Apply a function along an axis without loading the entire dataset in memory.

Parameters

f – Function(s) that takes a numpy ndarray as argument
axis – Axis along which to apply the function (0 = rows, 1 = columns)
chunksize – Number of rows (columns) to load per chunk
selection – Columns (rows) to include

Returns

numpy.ndarray result of function application The result is a list of numpy arrays, one per supplied function in f_list. This is more efficient than repeatedly calling map() one function at a time.

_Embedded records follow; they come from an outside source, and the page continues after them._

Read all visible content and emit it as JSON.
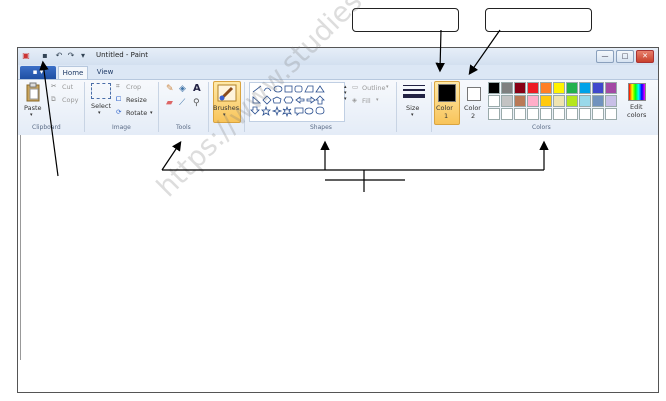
{
  "window": {
    "title": "Untitled - Paint",
    "controls": {
      "minimize": "—",
      "maximize": "□",
      "close": "✕"
    }
  },
  "tabs": {
    "file": "▪ ▾",
    "home": "Home",
    "view": "View"
  },
  "clipboard": {
    "paste": "Paste",
    "cut": "Cut",
    "copy": "Copy",
    "group_label": "Clipboard"
  },
  "image": {
    "select": "Select",
    "crop": "Crop",
    "resize": "Resize",
    "rotate": "Rotate",
    "group_label": "Image"
  },
  "tools": {
    "group_label": "Tools",
    "text_tool": "A"
  },
  "brushes": {
    "label": "Brushes"
  },
  "shapes": {
    "outline": "Outline",
    "fill": "Fill",
    "group_label": "Shapes"
  },
  "size": {
    "label": "Size"
  },
  "color1": {
    "label": "Color",
    "sub": "1",
    "value": "#000000"
  },
  "color2": {
    "label": "Color",
    "sub": "2",
    "value": "#ffffff"
  },
  "colors": {
    "group_label": "Colors",
    "edit": "Edit",
    "edit2": "colors",
    "palette_row1": [
      "#000000",
      "#7f7f7f",
      "#880015",
      "#ed1c24",
      "#ff7f27",
      "#fff200",
      "#22b14c",
      "#00a2e8",
      "#3f48cc",
      "#a349a4"
    ],
    "palette_row2": [
      "#ffffff",
      "#c3c3c3",
      "#b97a57",
      "#ffaec9",
      "#ffc90e",
      "#efe4b0",
      "#b5e61d",
      "#99d9ea",
      "#7092be",
      "#c8bfe7"
    ],
    "palette_row3": [
      "#ffffff",
      "#ffffff",
      "#ffffff",
      "#ffffff",
      "#ffffff",
      "#ffffff",
      "#ffffff",
      "#ffffff",
      "#ffffff",
      "#ffffff"
    ]
  },
  "watermark": "https://www.studiestoday.com"
}
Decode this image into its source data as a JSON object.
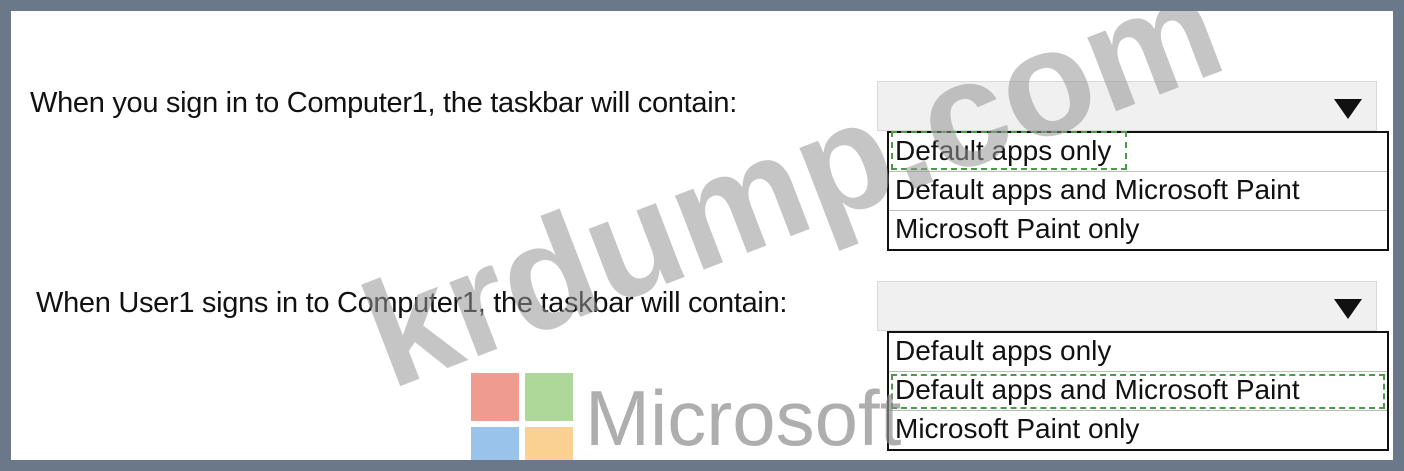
{
  "questions": [
    {
      "label": "When you sign in to Computer1, the taskbar will contain:",
      "options": [
        "Default apps only",
        "Default apps and Microsoft Paint",
        "Microsoft Paint only"
      ],
      "selected": "Default apps only"
    },
    {
      "label": "When User1 signs in to Computer1, the taskbar will contain:",
      "options": [
        "Default apps only",
        "Default apps and Microsoft Paint",
        "Microsoft Paint only"
      ],
      "selected": "Default apps and Microsoft Paint"
    }
  ],
  "watermark": {
    "text": "krdump.com",
    "logo_text": "Microsoft"
  },
  "colors": {
    "frame": "#6b7889",
    "selection_outline": "#4a9a4a",
    "dropdown_header": "#f0f0f0"
  },
  "icons": {
    "dropdown": "triangle-down-icon",
    "logo": "microsoft-logo"
  }
}
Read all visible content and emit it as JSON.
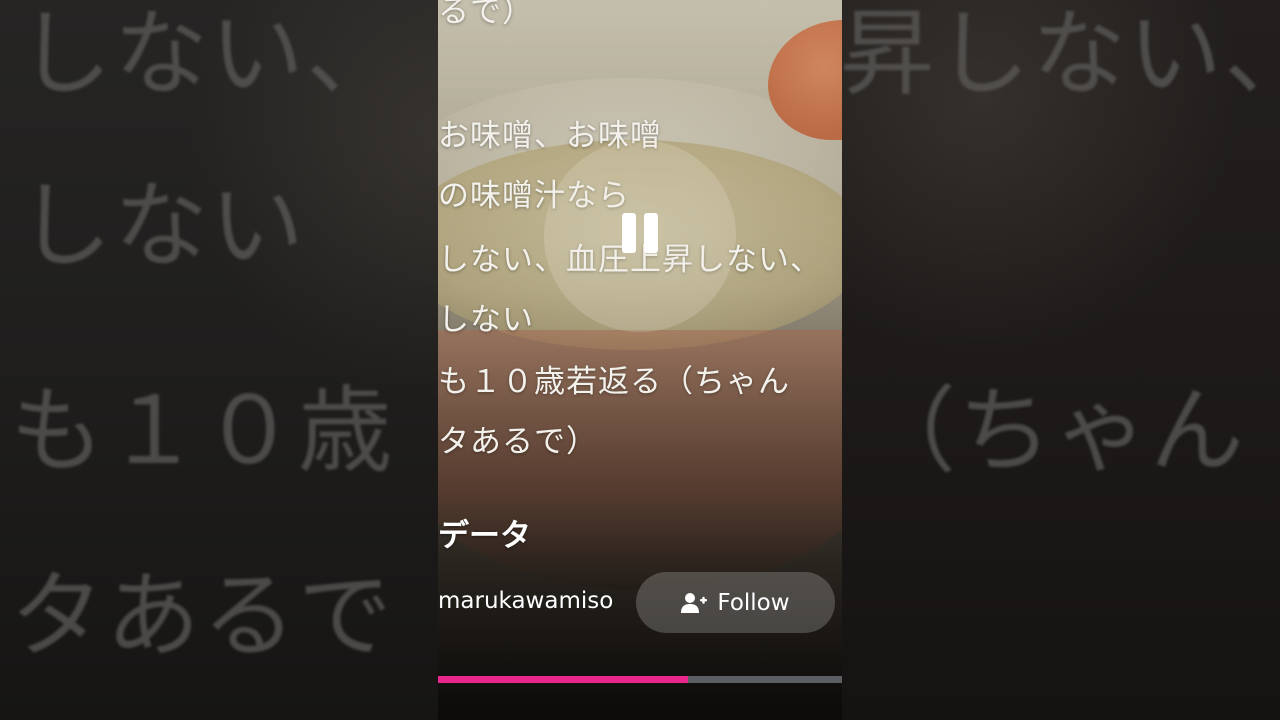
{
  "video": {
    "captions": [
      "るで）",
      "お味噌、お味噌",
      "の味噌汁なら",
      "しない、血圧上昇しない、",
      "しない",
      "も１０歳若返る（ちゃん",
      "タあるで）"
    ],
    "title": "データ",
    "channel": "marukawamiso",
    "follow_label": "Follow",
    "progress_percent": 62,
    "state": "paused"
  },
  "background": {
    "left_lines": [
      "しない、",
      "しない",
      "も１０歳",
      "タあるで"
    ],
    "right_lines": [
      "昇しない、",
      "（ちゃん"
    ]
  },
  "colors": {
    "progress_fill": "#e8268b",
    "progress_track": "#5b5e63"
  },
  "icons": {
    "play_state": "pause-icon",
    "follow": "person-plus-icon"
  }
}
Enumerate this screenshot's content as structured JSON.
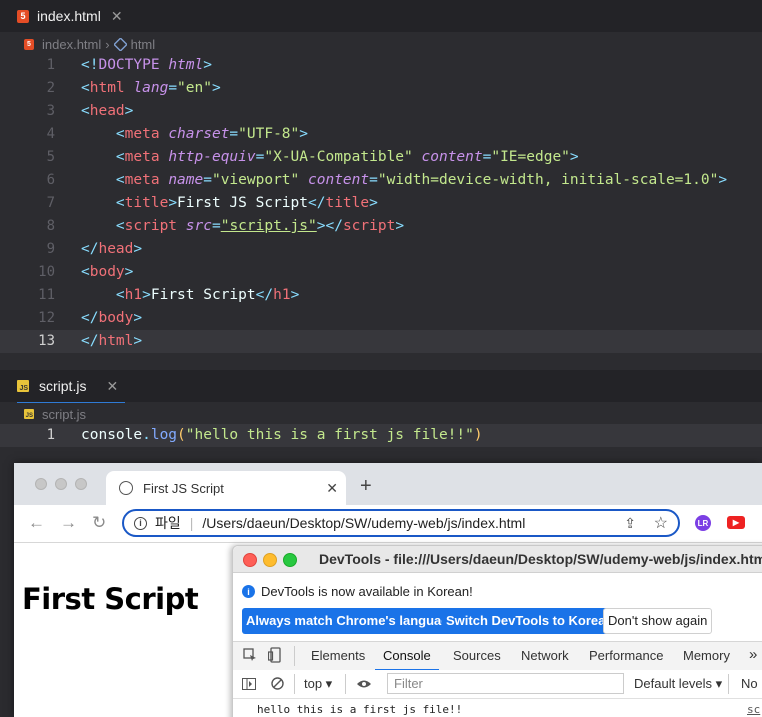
{
  "editor": {
    "html_tab": {
      "label": "index.html",
      "close": "✕"
    },
    "html_breadcrumb": {
      "file": "index.html",
      "sep": "›",
      "symbol": "html"
    },
    "html_lines": [
      {
        "n": "1",
        "segs": [
          [
            "br",
            "<!"
          ],
          [
            "dt",
            "DOCTYPE"
          ],
          [
            "txt",
            " "
          ],
          [
            "attr",
            "html"
          ],
          [
            "br",
            ">"
          ]
        ]
      },
      {
        "n": "2",
        "segs": [
          [
            "br",
            "<"
          ],
          [
            "tag",
            "html"
          ],
          [
            "txt",
            " "
          ],
          [
            "attr",
            "lang"
          ],
          [
            "br",
            "="
          ],
          [
            "str",
            "\"en\""
          ],
          [
            "br",
            ">"
          ]
        ]
      },
      {
        "n": "3",
        "segs": [
          [
            "br",
            "<"
          ],
          [
            "tag",
            "head"
          ],
          [
            "br",
            ">"
          ]
        ]
      },
      {
        "n": "4",
        "segs": [
          [
            "txt",
            "    "
          ],
          [
            "br",
            "<"
          ],
          [
            "tag",
            "meta"
          ],
          [
            "txt",
            " "
          ],
          [
            "attr",
            "charset"
          ],
          [
            "br",
            "="
          ],
          [
            "str",
            "\"UTF-8\""
          ],
          [
            "br",
            ">"
          ]
        ]
      },
      {
        "n": "5",
        "segs": [
          [
            "txt",
            "    "
          ],
          [
            "br",
            "<"
          ],
          [
            "tag",
            "meta"
          ],
          [
            "txt",
            " "
          ],
          [
            "attr",
            "http-equiv"
          ],
          [
            "br",
            "="
          ],
          [
            "str",
            "\"X-UA-Compatible\""
          ],
          [
            "txt",
            " "
          ],
          [
            "attr",
            "content"
          ],
          [
            "br",
            "="
          ],
          [
            "str",
            "\"IE=edge\""
          ],
          [
            "br",
            ">"
          ]
        ]
      },
      {
        "n": "6",
        "segs": [
          [
            "txt",
            "    "
          ],
          [
            "br",
            "<"
          ],
          [
            "tag",
            "meta"
          ],
          [
            "txt",
            " "
          ],
          [
            "attr",
            "name"
          ],
          [
            "br",
            "="
          ],
          [
            "str",
            "\"viewport\""
          ],
          [
            "txt",
            " "
          ],
          [
            "attr",
            "content"
          ],
          [
            "br",
            "="
          ],
          [
            "str",
            "\"width=device-width, initial-scale=1.0\""
          ],
          [
            "br",
            ">"
          ]
        ]
      },
      {
        "n": "7",
        "segs": [
          [
            "txt",
            "    "
          ],
          [
            "br",
            "<"
          ],
          [
            "tag",
            "title"
          ],
          [
            "br",
            ">"
          ],
          [
            "txt",
            "First JS Script"
          ],
          [
            "br",
            "</"
          ],
          [
            "tag",
            "title"
          ],
          [
            "br",
            ">"
          ]
        ]
      },
      {
        "n": "8",
        "segs": [
          [
            "txt",
            "    "
          ],
          [
            "br",
            "<"
          ],
          [
            "tag",
            "script"
          ],
          [
            "txt",
            " "
          ],
          [
            "attr",
            "src"
          ],
          [
            "br",
            "="
          ],
          [
            "str",
            "\"script.js\""
          ],
          [
            "br",
            "></"
          ],
          [
            "tag",
            "script"
          ],
          [
            "br",
            ">"
          ]
        ]
      },
      {
        "n": "9",
        "segs": [
          [
            "br",
            "</"
          ],
          [
            "tag",
            "head"
          ],
          [
            "br",
            ">"
          ]
        ]
      },
      {
        "n": "10",
        "segs": [
          [
            "br",
            "<"
          ],
          [
            "tag",
            "body"
          ],
          [
            "br",
            ">"
          ]
        ]
      },
      {
        "n": "11",
        "segs": [
          [
            "txt",
            "    "
          ],
          [
            "br",
            "<"
          ],
          [
            "tag",
            "h1"
          ],
          [
            "br",
            ">"
          ],
          [
            "txt",
            "First Script"
          ],
          [
            "br",
            "</"
          ],
          [
            "tag",
            "h1"
          ],
          [
            "br",
            ">"
          ]
        ]
      },
      {
        "n": "12",
        "segs": [
          [
            "br",
            "</"
          ],
          [
            "tag",
            "body"
          ],
          [
            "br",
            ">"
          ]
        ]
      },
      {
        "n": "13",
        "segs": [
          [
            "br",
            "</"
          ],
          [
            "tag",
            "html"
          ],
          [
            "br",
            ">"
          ]
        ]
      }
    ],
    "js_tab": {
      "label": "script.js",
      "close": "✕"
    },
    "js_breadcrumb": {
      "file": "script.js"
    },
    "js_lines": [
      {
        "n": "1",
        "segs": [
          [
            "txt",
            "console"
          ],
          [
            "br",
            "."
          ],
          [
            "fn",
            "log"
          ],
          [
            "punc",
            "("
          ],
          [
            "str",
            "\"hello this is a first js file!!\""
          ],
          [
            "punc",
            ")"
          ]
        ]
      }
    ]
  },
  "browser": {
    "tab_title": "First JS Script",
    "tab_close": "✕",
    "new_tab": "+",
    "back": "←",
    "forward": "→",
    "reload": "↻",
    "url_scheme_label": "파일",
    "url": "/Users/daeun/Desktop/SW/udemy-web/js/index.html",
    "share_icon": "⇪",
    "star_icon": "☆",
    "page_heading": "First Script"
  },
  "devtools": {
    "title": "DevTools - file:///Users/daeun/Desktop/SW/udemy-web/js/index.html",
    "notice": "DevTools is now available in Korean!",
    "btn_match": "Always match Chrome's language",
    "btn_switch": "Switch DevTools to Korean",
    "btn_dont": "Don't show again",
    "tabs": [
      "Elements",
      "Console",
      "Sources",
      "Network",
      "Performance",
      "Memory"
    ],
    "more_tabs": "»",
    "context": "top ▾",
    "filter_placeholder": "Filter",
    "levels": "Default levels ▾",
    "issues": "No",
    "log_message": "hello this is a first js file!!",
    "log_source": "sc",
    "prompt": "›"
  }
}
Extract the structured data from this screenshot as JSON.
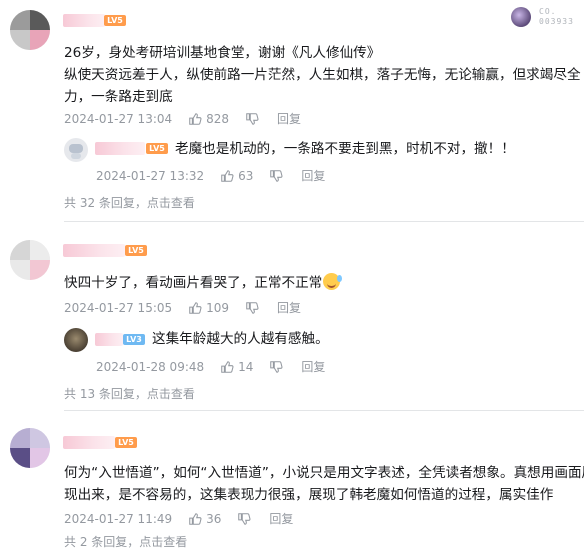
{
  "top_badge": {
    "line1": "CO.",
    "line2": "003933"
  },
  "comments": [
    {
      "level": "LV5",
      "lines": [
        "26岁，身处考研培训基地食堂，谢谢《凡人修仙传》",
        "纵使天资远差于人，纵使前路一片茫然，人生如棋，落子无悔，无论输赢，但求竭尽全",
        "力，一条路走到底"
      ],
      "date": "2024-01-27 13:04",
      "likes": "828",
      "reply_label": "回复",
      "sub_reply": {
        "level": "LV5",
        "text": "老魔也是机动的，一条路不要走到黑，时机不对，撤！！",
        "date": "2024-01-27 13:32",
        "likes": "63",
        "reply_label": "回复"
      },
      "more": {
        "prefix": "共 32 条回复，",
        "link": "点击查看"
      }
    },
    {
      "level": "LV5",
      "lines": [
        "快四十岁了，看动画片看哭了，正常不正常"
      ],
      "date": "2024-01-27 15:05",
      "likes": "109",
      "reply_label": "回复",
      "sub_reply": {
        "level": "LV3",
        "text": "这集年龄越大的人越有感触。",
        "date": "2024-01-28 09:48",
        "likes": "14",
        "reply_label": "回复"
      },
      "more": {
        "prefix": "共 13 条回复，",
        "link": "点击查看"
      }
    },
    {
      "level": "LV5",
      "lines": [
        "何为“入世悟道”，如何“入世悟道”，小说只是用文字表述，全凭读者想象。真想用画面展",
        "现出来，是不容易的，这集表现力很强，展现了韩老魔如何悟道的过程，属实佳作"
      ],
      "date": "2024-01-27 11:49",
      "likes": "36",
      "reply_label": "回复",
      "more": {
        "prefix": "共 2 条回复，",
        "link": "点击查看"
      }
    }
  ],
  "colors": {
    "level5": "#ff9c4c",
    "level3": "#6fb9f2",
    "meta": "#9499a0",
    "text": "#18191c"
  },
  "icons": {
    "like": "thumb-up-icon",
    "dislike": "thumb-down-icon"
  }
}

permute(ordering: numpy.ndarray, axis: int) → None[source]¶

Permute the dataset along the indicated axis.

Parameters

ordering (list of int) – The desired order along the axis
axis (int) – The axis along which to permute

Returns

Nothing.

aggregate(out_file: str = None, select: numpy.ndarray = None, group_by: Union[str, numpy.ndarray] = 'Clusters', aggr_by: str = 'mean', aggr_ca_by: Dict[str, str] = None) → numpy.ndarray[source]¶

Aggregate the Loom file by applying aggregation functions to the main matrix as well as to the column attributes

Parameters

The name of the output Loom file (out_file) –
Bool array giving the columns to include (select) –
The column attribute to group by, or an np.ndarray of integer group labels (group_by) –
The aggregation function for the main matrix (aggr_by) –
A dictionary of aggregation functions for the column attributes (aggr_ca_by) –

Returns

m Aggregated main matrix

Remarks:

aggr_by gives the aggregation function for the main matrix aggr_ca_by is a dictionary with column attributes as keys and aggregation functionas as values

Aggregation functions can be any valid aggregation function from here: https://github.com/ml31415/numpy-groupies

In addition, you can specify:: “tally” to count the number of occurences of each value of a categorical attribute

export(out_file: str, layer: str = None, format: str = 'tab') → None[source]¶

Export the specified layer and row/col attributes as tab-delimited file.

Parameters

out_file – Path to the output file
layer – Name of the layer to export, or None to export the main matrix
format – Desired file format (only ‘tab’ is supported)